Principal John Shepard and Asst. Principal/Athletic Director John McDaris laud her as a molder and motivator. “Coach Moon is an old-school coach,” McDaris said. “They inspire — from a high level of respect of their kids. She doesn’t let the little things go — as a coach, nor in character and academics.” He said in civic projects, “She leads by example. Her belief is ‘we do more than we’re asked to do.’”
Caroline Marsh won the WNC Sports Award as top female athlete at a major area school, two years ago. She starred at North in basketball and volleyball. Marsh plays for UNC Wilmington in both indoor and beach volleyball, and majors in biology.
“She’s intense. She gets you motivated,” Marsh told The Tribune about Moon. Yet “she’s also controlled.” Marsh said Moon’s motto during playoffs was “‘be phenomenal, or be gone.’ She urged us to do what we could, but to have fun. We were pumped, and all excited.”
Recent NHHS alum Megan Edwards credits Coach Moon for current “confidence” and to “give advice when I panic, lift me up when I’m upset, or set me straight when I’m not living up to my potential.”

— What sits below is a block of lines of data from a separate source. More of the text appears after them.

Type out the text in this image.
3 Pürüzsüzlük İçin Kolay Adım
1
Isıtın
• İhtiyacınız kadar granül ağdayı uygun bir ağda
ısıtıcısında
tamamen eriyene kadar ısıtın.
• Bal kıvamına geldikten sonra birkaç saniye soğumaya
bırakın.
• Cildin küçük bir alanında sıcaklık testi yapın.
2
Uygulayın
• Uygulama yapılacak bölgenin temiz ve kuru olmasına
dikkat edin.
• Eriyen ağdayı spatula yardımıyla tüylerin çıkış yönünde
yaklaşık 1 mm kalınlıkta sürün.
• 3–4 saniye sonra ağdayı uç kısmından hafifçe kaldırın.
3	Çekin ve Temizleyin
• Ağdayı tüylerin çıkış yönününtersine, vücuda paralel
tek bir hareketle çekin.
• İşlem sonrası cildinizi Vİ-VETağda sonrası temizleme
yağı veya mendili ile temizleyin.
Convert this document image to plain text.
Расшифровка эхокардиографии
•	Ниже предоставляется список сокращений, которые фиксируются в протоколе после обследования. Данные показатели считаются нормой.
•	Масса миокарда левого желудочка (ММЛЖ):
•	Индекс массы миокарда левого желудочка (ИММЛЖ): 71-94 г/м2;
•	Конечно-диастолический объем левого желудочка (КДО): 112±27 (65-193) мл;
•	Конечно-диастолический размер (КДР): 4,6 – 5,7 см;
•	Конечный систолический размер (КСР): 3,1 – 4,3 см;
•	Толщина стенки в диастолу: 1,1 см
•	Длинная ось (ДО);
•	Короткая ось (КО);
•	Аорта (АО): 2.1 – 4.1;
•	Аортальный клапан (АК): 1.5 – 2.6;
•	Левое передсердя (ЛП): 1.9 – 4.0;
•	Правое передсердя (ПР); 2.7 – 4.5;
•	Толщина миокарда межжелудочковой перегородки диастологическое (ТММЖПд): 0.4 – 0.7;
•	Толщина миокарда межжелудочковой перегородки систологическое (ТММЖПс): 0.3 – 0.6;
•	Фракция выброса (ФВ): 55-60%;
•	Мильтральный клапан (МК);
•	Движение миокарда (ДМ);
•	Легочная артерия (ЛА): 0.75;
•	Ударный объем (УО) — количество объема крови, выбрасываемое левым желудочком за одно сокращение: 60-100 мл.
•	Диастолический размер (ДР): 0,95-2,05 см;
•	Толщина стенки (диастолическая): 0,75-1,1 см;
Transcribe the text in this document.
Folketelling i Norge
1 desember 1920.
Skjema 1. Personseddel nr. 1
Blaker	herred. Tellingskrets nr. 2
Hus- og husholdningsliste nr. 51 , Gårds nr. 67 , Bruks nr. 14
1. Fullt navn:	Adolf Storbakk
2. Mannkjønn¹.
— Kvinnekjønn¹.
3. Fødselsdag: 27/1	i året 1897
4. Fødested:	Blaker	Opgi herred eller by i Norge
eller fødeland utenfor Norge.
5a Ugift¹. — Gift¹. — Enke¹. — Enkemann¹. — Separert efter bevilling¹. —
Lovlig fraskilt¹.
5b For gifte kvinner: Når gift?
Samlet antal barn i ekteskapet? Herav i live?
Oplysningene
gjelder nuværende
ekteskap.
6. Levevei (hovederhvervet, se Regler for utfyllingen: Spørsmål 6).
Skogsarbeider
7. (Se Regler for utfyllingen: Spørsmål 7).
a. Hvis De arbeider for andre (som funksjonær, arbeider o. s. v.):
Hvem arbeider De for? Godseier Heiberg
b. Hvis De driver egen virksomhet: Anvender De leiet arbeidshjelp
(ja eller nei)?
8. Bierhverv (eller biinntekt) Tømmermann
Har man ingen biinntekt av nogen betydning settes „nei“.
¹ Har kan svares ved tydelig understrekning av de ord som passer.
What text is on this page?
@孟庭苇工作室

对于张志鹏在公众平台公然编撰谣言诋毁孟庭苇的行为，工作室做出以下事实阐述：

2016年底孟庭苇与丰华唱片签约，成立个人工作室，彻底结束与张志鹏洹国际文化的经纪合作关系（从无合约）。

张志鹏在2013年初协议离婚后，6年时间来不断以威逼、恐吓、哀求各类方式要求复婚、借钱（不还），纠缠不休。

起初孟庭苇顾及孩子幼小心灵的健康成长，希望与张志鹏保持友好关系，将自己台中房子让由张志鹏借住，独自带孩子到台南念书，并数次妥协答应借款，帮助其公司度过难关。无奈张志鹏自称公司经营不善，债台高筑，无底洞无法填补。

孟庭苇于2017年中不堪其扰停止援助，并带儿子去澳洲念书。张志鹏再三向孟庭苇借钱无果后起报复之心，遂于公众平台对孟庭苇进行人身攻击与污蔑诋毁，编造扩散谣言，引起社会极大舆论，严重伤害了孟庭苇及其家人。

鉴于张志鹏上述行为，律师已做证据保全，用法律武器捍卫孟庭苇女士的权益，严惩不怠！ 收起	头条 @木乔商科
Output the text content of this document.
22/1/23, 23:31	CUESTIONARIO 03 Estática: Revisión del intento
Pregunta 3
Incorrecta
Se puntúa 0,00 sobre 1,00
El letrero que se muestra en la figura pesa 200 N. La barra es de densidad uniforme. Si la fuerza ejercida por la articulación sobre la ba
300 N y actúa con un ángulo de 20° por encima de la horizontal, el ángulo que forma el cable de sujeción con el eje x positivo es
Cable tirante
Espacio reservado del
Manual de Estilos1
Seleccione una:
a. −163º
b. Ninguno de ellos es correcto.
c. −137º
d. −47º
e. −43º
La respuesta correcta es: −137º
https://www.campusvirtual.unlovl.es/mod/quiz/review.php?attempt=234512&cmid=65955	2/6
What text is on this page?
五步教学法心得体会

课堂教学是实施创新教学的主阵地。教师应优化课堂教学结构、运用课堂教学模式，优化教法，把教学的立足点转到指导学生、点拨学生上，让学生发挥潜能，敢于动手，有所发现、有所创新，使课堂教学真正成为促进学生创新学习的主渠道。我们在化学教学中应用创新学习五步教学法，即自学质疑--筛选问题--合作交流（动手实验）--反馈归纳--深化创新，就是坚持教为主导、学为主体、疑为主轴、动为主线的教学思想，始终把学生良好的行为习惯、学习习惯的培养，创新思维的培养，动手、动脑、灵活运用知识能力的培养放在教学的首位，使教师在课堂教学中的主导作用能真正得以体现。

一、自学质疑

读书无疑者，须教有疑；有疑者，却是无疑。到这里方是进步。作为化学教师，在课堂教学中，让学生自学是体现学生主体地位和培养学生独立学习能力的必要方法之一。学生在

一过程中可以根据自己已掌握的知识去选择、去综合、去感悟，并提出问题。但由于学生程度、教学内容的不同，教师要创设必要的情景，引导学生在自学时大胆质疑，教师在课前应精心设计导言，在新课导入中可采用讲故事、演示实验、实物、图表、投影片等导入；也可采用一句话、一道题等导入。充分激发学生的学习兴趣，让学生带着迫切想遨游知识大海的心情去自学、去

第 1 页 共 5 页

Sue Moon has coached volleyball for some 32 years, and women’s varsity and JV basketball for most of that time. Her last 18 volleyball seasons were at North, as she returned to the school after a stint at Enka. She was once N.C. regional coach of the year. She coached in the N.C. East-West and WNC Blue-White basketball all-star games. She launched a local youth volleyball rec league and North Valley area club.
Moon relishes local athletic “intense rivalries.” She is turning over NHHS hoops reins for ’19-20 to Zach Wilkins, formerly NHHS football coach.
Sue kept her maiden name Moon. Her son is Patrick. Daughter Kasey is a Clemson student. Sue’s degrees are a B.A. from UNC Greensboro, and master’s of education at Western Carolina University.
The future coach in eighth grade quizzed her history teacher, John Whitmire, about strategy in his latest EHS boys basketball games. Also in 1972-73, Moon was in a mock election campaign. Whitmire assigned her the underdog role of Hargrove “Skipper” Bowles, who had lost the ’72 governor’s race. Moon relished the challenge. “I said, ‘I’ll show you, Mr. Whitmire.’ I won that election.”
For years, Knights Vs. Cancer revenue went to the American Cancer Society, such as from its Relay for Life in May.
This is the fourth year that proceeds are instead more localized, to Raleigh-based Vs. Cancer for research and child life enhancement. The non-profit’s Vs. Cancer Pediatric Brain Tumor Foundation is in Asheville. Vs. Cancer founder Chase Jones was a UNC-CH freshman baseball player in 2006, when diagnosed with a stage IV brain tumor he has still survived.
The Knights Vs. Cancer’s festival’s main ceremony is in the gym at 6 p.m. Honored are cancer survivors and recent victims who “lost the fight,” Moon said. Cancer survivors should show up by 5:30 p.m. Typically at 9:30 p.m., sky lanterns float to the heavens.
Donors to Vs. Cancer should write checks to “Knights Vs. Cancer,” and can deliver them to the school main office or at the rally May 24. For more on what that money goes for, check Vs-cancer.org.